Back about a month ago we did a story about that YouTuber kid who affirmed the fear and ideology of every robot phobic everywhere when he attached a flamethrower to a drone and filmed it. If you recall, area legislators quickly stepped and tried to put the kibosh on such a practice (in this instance it was lawmakers from Connecticut).

You might also recall this tidbit toward the end of the piece, that spelled out an interesting and key factoid regarding flamethrowers in general:

State laws banning weaponized drones do not affect military bases that develop and launch military drones. Though the U.S. military is already attaching guns and bombs to its drones, it won’t do the same with flamethrowers because it has already removed fire weapons from its own arsenal.

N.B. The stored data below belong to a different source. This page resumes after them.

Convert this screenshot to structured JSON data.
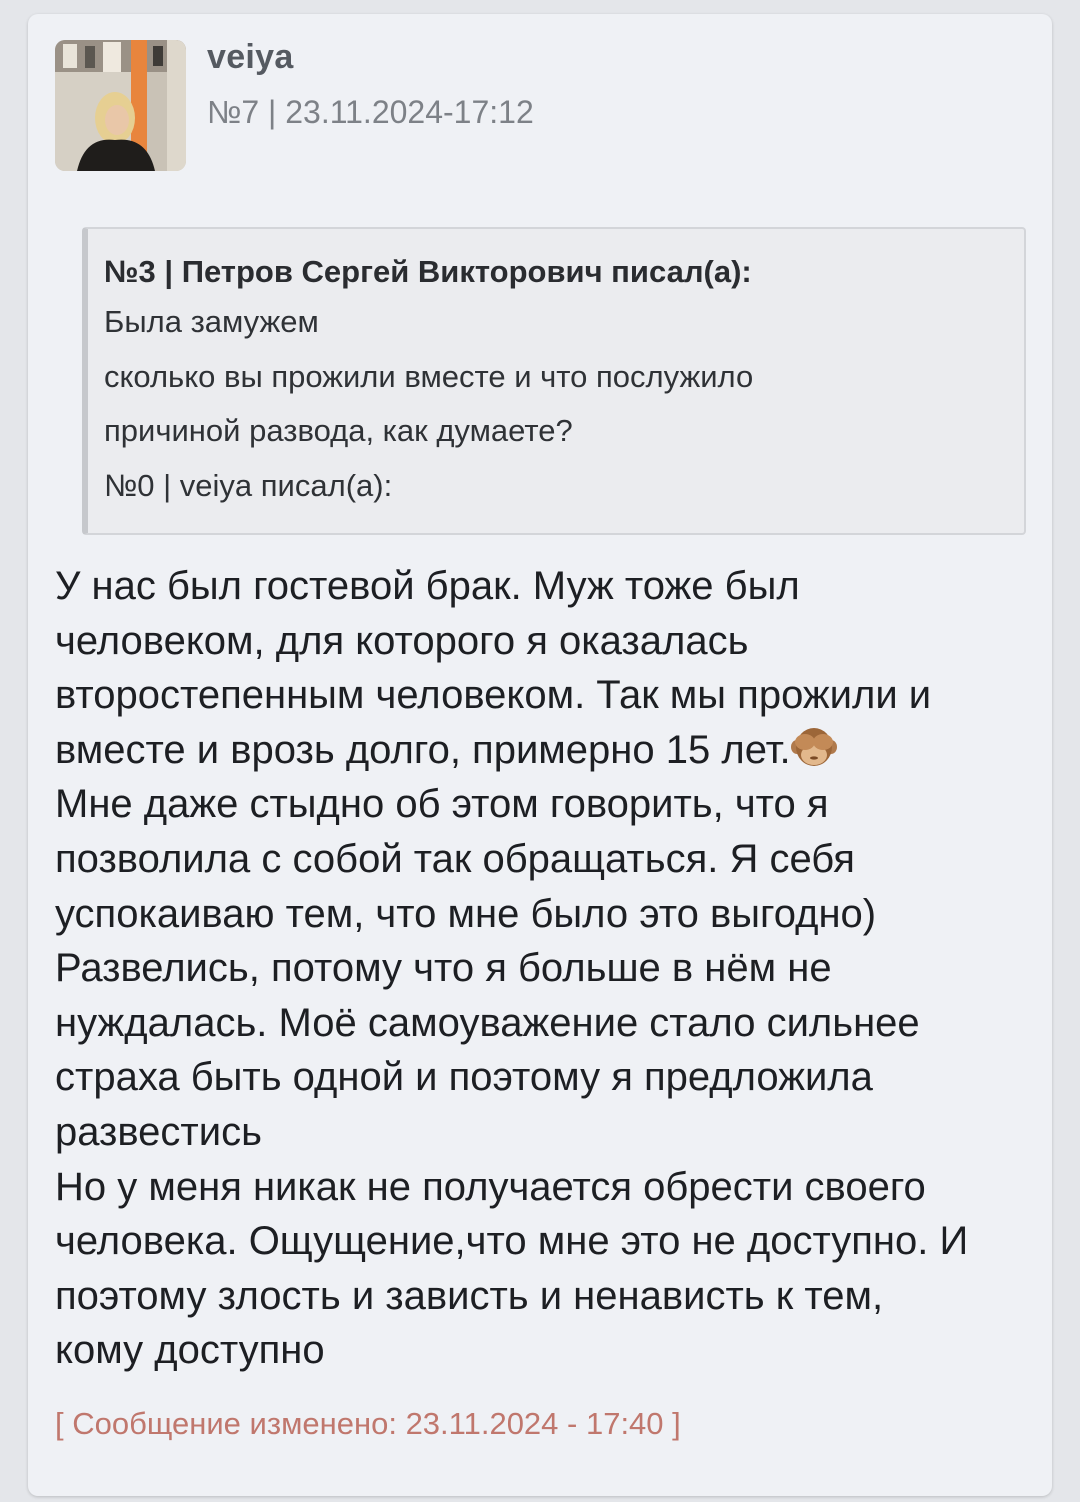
{
  "post": {
    "author": "veiya",
    "meta": "№7 | 23.11.2024-17:12",
    "quote": {
      "header": "№3 | Петров Сергей Викторович писал(а):",
      "lines": [
        "Была замужем",
        "сколько вы прожили вместе и что послужило",
        "причиной развода, как думаете?",
        "№0 | veiya писал(а):"
      ]
    },
    "body_lines": [
      "У нас был гостевой брак. Муж тоже был",
      "человеком, для которого я оказалась",
      "второстепенным человеком. Так мы прожили и",
      "вместе и врозь долго, примерно 15 лет.",
      "Мне даже стыдно об этом говорить, что я",
      "позволила с собой так обращаться. Я себя",
      "успокаиваю тем, что мне было это выгодно)",
      "Развелись, потому что я больше в нём не",
      "нуждалась. Моё самоуважение стало сильнее",
      "страха быть одной и поэтому я предложила",
      "развестись",
      "Но у меня никак не получается обрести своего",
      "человека. Ощущение,что мне это не доступно. И",
      "поэтому злость и зависть и ненависть к тем,",
      "кому доступно"
    ],
    "emoji": "see-no-evil-monkey-icon",
    "edited_note": "[ Сообщение изменено: 23.11.2024 - 17:40 ]"
  },
  "colors": {
    "card_bg": "#eff1f5",
    "quote_bg": "#ebecef",
    "edited_text": "#c0776d"
  }
}
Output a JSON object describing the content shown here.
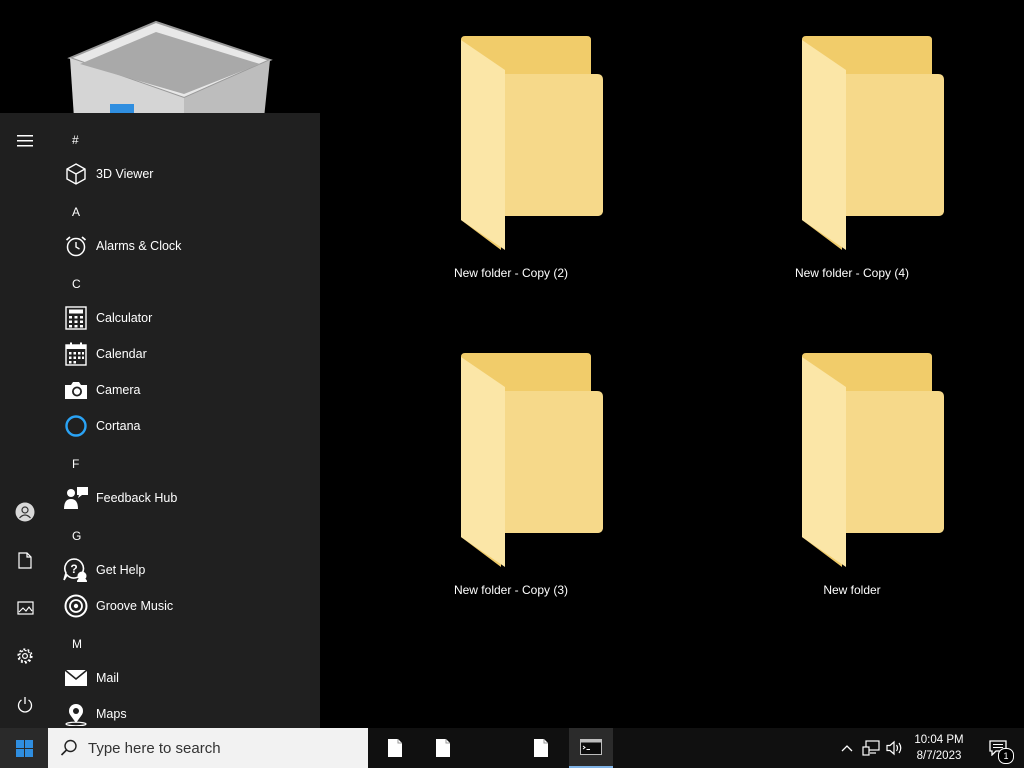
{
  "desktop": {
    "folders": [
      {
        "label": "New folder - Copy (2)"
      },
      {
        "label": "New folder - Copy (4)"
      },
      {
        "label": "New folder - Copy (3)"
      },
      {
        "label": "New folder"
      }
    ]
  },
  "start_menu": {
    "sections": [
      {
        "letter": "#",
        "apps": [
          {
            "name": "3D Viewer",
            "icon": "3d-viewer-icon"
          }
        ]
      },
      {
        "letter": "A",
        "apps": [
          {
            "name": "Alarms & Clock",
            "icon": "alarm-clock-icon"
          }
        ]
      },
      {
        "letter": "C",
        "apps": [
          {
            "name": "Calculator",
            "icon": "calculator-icon"
          },
          {
            "name": "Calendar",
            "icon": "calendar-icon"
          },
          {
            "name": "Camera",
            "icon": "camera-icon"
          },
          {
            "name": "Cortana",
            "icon": "cortana-icon"
          }
        ]
      },
      {
        "letter": "F",
        "apps": [
          {
            "name": "Feedback Hub",
            "icon": "feedback-hub-icon"
          }
        ]
      },
      {
        "letter": "G",
        "apps": [
          {
            "name": "Get Help",
            "icon": "get-help-icon"
          },
          {
            "name": "Groove Music",
            "icon": "groove-music-icon"
          }
        ]
      },
      {
        "letter": "M",
        "apps": [
          {
            "name": "Mail",
            "icon": "mail-icon"
          },
          {
            "name": "Maps",
            "icon": "maps-icon"
          }
        ]
      }
    ]
  },
  "taskbar": {
    "search_placeholder": "Type here to search",
    "clock_time": "10:04 PM",
    "clock_date": "8/7/2023",
    "notification_count": "1"
  },
  "colors": {
    "folder_front": "#f7d87a",
    "folder_back": "#e9c35a",
    "start_bg": "#202020",
    "taskbar_bg": "#101010",
    "windows_blue": "#2f8ee0",
    "cortana_blue": "#2aa3f5"
  }
}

During World War II, both the Allies and Axis powers sprayed flames on the battlefield to send their adversaries scrambling in terror. In the Korean and Vietnam wars, Marines used mounted flamethrowers on armored vehicles to burn a war path through the jungle and incinerate enemies. The U.S. military stopped using fire weapons in 1978 because the public found them too horrifying. The United Nations adopted a resolution to ban flamethrowers and other needlessly violent weapons in 1983, and the U.S. ratified it in 2008.

This is definitely a good thing. And while the following slow motion footage is, in some twisted way, gorgeous? and beautiful? it also supports the ban of such a weapon in combat. It literally spits hellfire from its mouth — a war utensil fit for dystopian fiction rather than real life.

Flamethrowers. Turning mortal human beings into mystical, evil war dragons since the 1st Century A.D.